10. Anyone under the age of 65 that orders a Tom Collins shouldn’t be allowed to drink.
11. 21st Birthday Party groups. Can I have 15 shots of something I never heard of that is going to make us all throw up? No!
12. People who order the same drink from two different bartenders and then look like a deer caught in the headlights when we both bring their drink and say, “Did you just order from both of us???” They act as though they had NO IDEA that we would both actually make the same f’ing drink.
13. People who look intently at our taps and proceed to order multiple things that aren’t on tap one after another after another. Don’t make us poke your eyes out if you’re just pretending to use them!
14. People who ask for another drink because they spilled their own drink. People who ask us to “top” their drink off. People who state their case as to how they can hardly taste any alcohol in their drink. Give it up, you aren’t getting another drop unless you pay for it.
15. People who ask, “do you have any specials?” Followed by, “what’s the cheapest beer/shot/drink I can get?” No we don’t have “specials” unless you mean the people around you. If you want cheap, go buy a 40 and head back to your dorm.
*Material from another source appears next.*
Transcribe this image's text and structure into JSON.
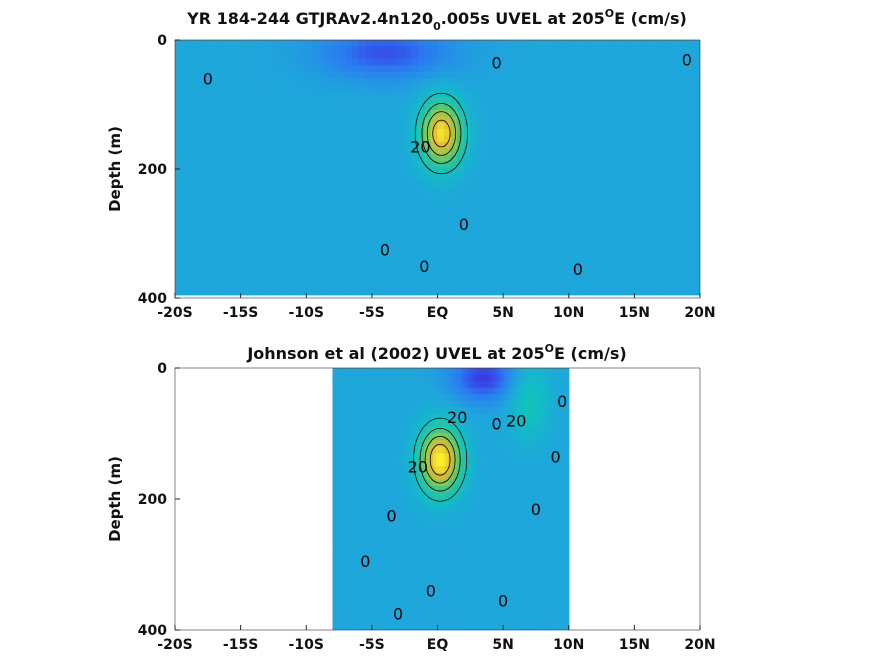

16. People who ask random, irrelevant and time consuming questions about specific alcoholic beverages and then order something completely different. Thank you for wasting our time, we can never get that time back….
17. The hand-over-the-mouth orderer. People, please do not do this. We read lips you know. When we then ask you to REPEAT your order because your f’ing hand was in the way it does NOT mean you should place your hand even closer to your mouth to repeat your order! We want to slap your hand away and then slap you…..just because.
18. People who touch the fruit. Where did you grow up? Get your filthy, rotten, disgusting hands off of our limes and lemons. We are pretty sure you didn’t wash your hands before exiting the restroom!
19. People who leave their tips laying on top of the fruit. Again – dirty! Why would you ever do this?
20. Customers who think service with a smile translates into bartenders wanting their phone numbers at the end of the night. We don’t. We were being nice because we have to.
How on earth did I forget this one:
21. The folded up money trick. Hey buddy, we know you’re not gonna tip us, no need to make our lives harder by having to unfold or unravel crinkled up money. We are going to now count it in front of you to say two things to you without actually saying them: (1) we think you’re a cheap bastard and we are on to you and (2) we think you’re shady and that’s why we need to count the folded up bills right in front of your cheap bastard face.
In her own words #classicchristinegiordano she was the best… I think it shows her true spirit.